Parienty s’attaquera aussi à un dérivé de la théorie du ruissellement, la fameuse courbe de Laffer qui se base sur l’idée sommaire autant que stupide : « trop d’impôt tue l’impôt ». Cette courbe était destinée à justifier les baisses d’impôt pour les plus riches. Cela à l’apparence du bon sens. Mais ce ne l’est pas. En effet outre que cette fameuse courbe de Laffer que celui-ci avait dessinée sur une nappe de restaurant, servit à la propagande reaganienne pour l’élection d’un mauvais acteur de série B, en confondant volontairement taux moyen et taux marginal, elle oubliait deux choses fondamentales :

  • – la première est qu’il est impossible de fixer le seuil maximum au-delà duquel l’impôt devient dissuasif. Est-ce 75% ? 80% ? Le maximum pour le taux marginal d’imposition a été atteint au début des années soixante : 91% aux États-Unis et 93% au Royaume Uni. Et l’économie ne s’en portait pas plus mal pour autant.
  • – la seconde c’est que l’impôt sur le revenu n’est qu’une faible partie de l’impôt global. De partout ce sont les impôts indirects qui sont forcément régressifs avec le revenu qui ont augmenté pour compenser les baisses de recettes de la fiscalité directe.

Généralement on regarde la progressivité de l’impôt sur le revenu comme une manière de lutter contre les inégalités. C’est une justification valable du point de vue moral et politique. Mais il y a un autre effet qu’on oublie un peu les autres raisons : parmi celles-ci il y a que le marché sans l’État n’existe pas, et donc que pour fonctionner les entreprises ont besoin d’infrastructures, d’administrations et que cela peut s’apparenter à un facteur de production parce que ces effets externes positifs des services de l’État absorbent des coûts que l’entreprise ne paie.

Il vient donc que forcément, plus on est riche et plus on a l’usage des services de l’État, mais aussi que vouloir réduire le poids dans l’économie risque de conduire à la récession économique, parce que les dépenses publiques, d’une manière ou d’une autre, augmentent la productivité globale des facteurs.

Dans le fil de son écriture Parienty cependant se laisse un peu aller, voulant faire preuve d’ouverture d’esprit il suppose que dans certains cas la baisse des impôts – ou plutôt de la pression fiscale – est une bonne chose. Voilà ce qu’il écrit :

« En effet, il y a un fond de vérité dans cette idée, car des taux d’imposition très élevés finissent forcément par nuire à l’activité économique en décourageant l’investissement, en poussant à la fraude et au travail clandestin, en détournant les capitaux du pays. Dans ce cas, une baisse des impôts et d’abord des taux les plus élevés a un effet positif. »

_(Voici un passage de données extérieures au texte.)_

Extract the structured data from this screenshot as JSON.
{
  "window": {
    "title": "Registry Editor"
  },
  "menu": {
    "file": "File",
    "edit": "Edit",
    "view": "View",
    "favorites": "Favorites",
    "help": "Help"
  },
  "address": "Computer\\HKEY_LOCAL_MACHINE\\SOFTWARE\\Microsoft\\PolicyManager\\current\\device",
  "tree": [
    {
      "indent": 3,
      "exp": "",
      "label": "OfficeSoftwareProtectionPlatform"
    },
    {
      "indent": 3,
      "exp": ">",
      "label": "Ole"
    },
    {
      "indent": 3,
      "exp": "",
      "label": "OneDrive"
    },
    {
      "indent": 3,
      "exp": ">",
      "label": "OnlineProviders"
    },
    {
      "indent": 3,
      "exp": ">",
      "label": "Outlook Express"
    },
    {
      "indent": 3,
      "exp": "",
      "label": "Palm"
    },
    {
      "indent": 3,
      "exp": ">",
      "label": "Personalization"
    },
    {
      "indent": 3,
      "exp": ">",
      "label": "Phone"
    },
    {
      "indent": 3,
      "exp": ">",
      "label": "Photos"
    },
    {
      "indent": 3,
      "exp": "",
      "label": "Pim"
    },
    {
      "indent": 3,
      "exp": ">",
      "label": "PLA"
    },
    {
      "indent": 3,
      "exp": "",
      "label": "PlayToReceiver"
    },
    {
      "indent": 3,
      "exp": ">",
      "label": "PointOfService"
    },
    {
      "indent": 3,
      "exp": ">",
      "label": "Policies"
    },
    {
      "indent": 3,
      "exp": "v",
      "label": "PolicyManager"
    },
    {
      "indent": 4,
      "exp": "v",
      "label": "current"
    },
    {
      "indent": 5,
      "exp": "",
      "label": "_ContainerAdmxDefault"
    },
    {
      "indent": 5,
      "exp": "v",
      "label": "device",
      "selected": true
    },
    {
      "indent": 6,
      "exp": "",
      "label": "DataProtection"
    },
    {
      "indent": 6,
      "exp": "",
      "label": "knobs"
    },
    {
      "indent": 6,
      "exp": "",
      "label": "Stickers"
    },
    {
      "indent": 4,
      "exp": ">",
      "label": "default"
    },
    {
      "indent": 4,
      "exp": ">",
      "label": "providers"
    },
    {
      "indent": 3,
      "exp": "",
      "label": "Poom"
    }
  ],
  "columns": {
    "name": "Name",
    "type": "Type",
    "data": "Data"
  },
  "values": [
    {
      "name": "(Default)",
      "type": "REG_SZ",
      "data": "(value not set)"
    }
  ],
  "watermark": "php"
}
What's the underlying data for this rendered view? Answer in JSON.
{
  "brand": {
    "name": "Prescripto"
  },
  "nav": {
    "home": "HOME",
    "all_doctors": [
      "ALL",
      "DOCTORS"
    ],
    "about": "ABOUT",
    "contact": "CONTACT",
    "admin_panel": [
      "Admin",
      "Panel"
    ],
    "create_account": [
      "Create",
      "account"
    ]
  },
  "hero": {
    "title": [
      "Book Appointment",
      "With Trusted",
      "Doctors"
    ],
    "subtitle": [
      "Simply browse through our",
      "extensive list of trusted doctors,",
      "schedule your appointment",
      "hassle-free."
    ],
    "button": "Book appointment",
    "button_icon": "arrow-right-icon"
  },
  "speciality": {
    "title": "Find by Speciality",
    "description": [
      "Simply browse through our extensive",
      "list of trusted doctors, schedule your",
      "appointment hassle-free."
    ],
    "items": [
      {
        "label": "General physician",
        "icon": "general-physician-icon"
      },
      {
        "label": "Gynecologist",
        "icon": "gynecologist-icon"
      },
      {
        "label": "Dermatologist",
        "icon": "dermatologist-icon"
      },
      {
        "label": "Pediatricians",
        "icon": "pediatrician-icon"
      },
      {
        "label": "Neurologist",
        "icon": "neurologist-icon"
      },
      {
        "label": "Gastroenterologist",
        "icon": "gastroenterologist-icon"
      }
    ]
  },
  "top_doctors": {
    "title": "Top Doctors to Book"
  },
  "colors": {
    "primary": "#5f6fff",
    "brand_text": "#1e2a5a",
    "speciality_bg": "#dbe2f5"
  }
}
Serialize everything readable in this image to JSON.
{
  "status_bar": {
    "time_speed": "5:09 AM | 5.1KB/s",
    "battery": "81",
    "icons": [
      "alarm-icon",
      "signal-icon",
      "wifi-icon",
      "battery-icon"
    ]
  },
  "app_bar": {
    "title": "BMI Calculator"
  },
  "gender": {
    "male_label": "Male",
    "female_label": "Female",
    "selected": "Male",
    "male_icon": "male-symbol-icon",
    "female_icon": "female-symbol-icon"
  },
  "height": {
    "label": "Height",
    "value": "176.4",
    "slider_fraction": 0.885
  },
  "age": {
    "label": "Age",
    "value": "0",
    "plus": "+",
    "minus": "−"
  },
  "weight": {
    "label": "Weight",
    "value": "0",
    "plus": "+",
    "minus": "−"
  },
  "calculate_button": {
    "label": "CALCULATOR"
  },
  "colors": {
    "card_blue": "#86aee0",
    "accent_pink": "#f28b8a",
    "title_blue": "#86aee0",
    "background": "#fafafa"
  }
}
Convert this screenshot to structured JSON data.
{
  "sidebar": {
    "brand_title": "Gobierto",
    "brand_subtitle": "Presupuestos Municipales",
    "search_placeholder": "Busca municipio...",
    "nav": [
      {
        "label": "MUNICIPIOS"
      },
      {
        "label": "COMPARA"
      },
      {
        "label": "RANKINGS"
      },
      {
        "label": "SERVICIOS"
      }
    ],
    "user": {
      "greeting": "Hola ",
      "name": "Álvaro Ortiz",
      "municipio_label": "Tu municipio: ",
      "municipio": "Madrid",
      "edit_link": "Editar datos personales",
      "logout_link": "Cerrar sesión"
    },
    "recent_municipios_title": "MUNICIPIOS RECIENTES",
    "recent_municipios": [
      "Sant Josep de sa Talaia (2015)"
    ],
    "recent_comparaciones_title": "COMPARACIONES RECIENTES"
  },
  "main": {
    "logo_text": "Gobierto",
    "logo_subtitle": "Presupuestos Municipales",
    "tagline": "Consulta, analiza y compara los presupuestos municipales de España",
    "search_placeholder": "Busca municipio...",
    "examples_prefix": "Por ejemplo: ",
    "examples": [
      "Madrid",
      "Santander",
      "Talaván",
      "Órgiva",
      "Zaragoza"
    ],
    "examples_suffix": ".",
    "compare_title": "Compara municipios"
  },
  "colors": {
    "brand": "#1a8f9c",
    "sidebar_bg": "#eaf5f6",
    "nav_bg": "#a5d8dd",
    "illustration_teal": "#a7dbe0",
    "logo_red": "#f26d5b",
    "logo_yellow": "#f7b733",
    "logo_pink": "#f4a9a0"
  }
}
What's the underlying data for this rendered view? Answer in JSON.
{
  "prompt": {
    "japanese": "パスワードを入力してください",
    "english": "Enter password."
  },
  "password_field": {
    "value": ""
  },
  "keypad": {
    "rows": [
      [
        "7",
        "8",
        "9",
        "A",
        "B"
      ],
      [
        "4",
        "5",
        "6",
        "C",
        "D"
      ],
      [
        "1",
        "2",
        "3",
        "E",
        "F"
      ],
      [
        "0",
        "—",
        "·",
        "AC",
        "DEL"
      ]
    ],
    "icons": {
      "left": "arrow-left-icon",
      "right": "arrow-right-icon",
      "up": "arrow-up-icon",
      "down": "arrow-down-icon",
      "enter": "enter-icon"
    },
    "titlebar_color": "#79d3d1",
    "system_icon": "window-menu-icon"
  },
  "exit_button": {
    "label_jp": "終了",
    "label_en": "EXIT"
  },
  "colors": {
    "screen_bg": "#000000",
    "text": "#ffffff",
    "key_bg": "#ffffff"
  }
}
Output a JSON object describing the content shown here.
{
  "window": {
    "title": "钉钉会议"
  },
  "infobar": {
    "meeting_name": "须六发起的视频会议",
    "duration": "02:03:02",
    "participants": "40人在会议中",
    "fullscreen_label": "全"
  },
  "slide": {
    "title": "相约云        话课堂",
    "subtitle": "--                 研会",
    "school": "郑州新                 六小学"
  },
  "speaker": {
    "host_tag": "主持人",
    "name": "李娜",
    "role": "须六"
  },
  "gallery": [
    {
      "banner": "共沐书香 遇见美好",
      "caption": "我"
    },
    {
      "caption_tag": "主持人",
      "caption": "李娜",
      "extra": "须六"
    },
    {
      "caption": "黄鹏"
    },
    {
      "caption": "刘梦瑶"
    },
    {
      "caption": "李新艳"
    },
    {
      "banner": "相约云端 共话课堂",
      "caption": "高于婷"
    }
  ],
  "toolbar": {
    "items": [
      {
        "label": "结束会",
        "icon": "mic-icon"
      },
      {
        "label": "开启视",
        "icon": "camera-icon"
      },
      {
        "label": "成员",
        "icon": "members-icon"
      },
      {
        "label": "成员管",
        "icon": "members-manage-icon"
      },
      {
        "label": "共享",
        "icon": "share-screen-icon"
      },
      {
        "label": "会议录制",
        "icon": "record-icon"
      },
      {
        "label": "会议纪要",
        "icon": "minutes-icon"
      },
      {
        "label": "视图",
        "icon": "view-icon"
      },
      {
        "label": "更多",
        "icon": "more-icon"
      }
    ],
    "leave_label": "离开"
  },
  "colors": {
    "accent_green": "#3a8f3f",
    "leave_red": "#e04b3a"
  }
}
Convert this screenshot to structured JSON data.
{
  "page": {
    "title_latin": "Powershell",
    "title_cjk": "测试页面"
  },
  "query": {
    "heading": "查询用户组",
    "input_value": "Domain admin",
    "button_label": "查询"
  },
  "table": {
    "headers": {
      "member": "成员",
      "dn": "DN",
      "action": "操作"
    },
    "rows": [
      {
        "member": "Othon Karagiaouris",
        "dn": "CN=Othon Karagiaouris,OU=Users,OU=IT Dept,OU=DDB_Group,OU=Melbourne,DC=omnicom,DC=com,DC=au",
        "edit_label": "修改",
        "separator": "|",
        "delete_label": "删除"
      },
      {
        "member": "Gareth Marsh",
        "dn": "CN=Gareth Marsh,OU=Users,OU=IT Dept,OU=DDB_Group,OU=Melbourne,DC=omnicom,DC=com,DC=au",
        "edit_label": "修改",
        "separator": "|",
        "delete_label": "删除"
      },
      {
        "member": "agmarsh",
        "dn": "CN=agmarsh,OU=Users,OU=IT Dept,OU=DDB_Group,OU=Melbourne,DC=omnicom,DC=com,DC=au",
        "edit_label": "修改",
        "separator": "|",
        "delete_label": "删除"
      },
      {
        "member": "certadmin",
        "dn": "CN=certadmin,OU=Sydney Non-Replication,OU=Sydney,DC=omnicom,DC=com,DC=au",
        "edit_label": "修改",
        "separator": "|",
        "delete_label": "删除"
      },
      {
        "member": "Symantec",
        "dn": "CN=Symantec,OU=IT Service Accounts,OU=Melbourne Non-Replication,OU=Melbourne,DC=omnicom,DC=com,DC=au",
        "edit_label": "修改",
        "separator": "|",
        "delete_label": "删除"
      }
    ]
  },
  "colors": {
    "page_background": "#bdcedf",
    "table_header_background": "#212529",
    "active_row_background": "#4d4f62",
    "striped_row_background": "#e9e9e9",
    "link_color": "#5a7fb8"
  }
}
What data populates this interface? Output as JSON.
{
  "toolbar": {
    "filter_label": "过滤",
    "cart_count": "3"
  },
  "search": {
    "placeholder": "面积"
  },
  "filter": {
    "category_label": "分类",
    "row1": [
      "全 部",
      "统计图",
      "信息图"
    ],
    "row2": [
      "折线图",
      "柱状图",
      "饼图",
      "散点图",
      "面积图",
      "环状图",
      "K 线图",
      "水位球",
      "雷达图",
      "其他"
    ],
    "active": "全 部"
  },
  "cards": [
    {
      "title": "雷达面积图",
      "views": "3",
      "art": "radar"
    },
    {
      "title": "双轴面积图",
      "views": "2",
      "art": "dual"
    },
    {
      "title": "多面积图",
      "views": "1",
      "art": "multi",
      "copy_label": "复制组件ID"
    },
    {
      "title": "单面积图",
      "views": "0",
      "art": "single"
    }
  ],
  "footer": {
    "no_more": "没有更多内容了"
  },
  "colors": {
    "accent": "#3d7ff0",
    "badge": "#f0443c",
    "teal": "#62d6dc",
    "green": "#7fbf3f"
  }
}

C’est faux pour deux raisons la première c’est que si les recettes fiscales baissent, l’État va devoir baisser ses investissements. Et c’est justement ce que remarquait Piketty, dans les pays développés où se sont réalisées des baisses d’impôt, les investissements publics ne se font plus, or ils sont nécessaires non seulement aux plus pauvres, mais aussi à l’ensemble de l’économie [4]

Mais il y a aussi la fameuse loi de Wagner : les investissements publics ayant des rendements marginaux rapidement décroissants, il faut pour soutenir la croissance qu’ils progressent plus vite que le PIB ! Ce qui veut dire que la pression fiscale ne peut pas chuter, sauf à en finir avec l’idée de croissance elle-même.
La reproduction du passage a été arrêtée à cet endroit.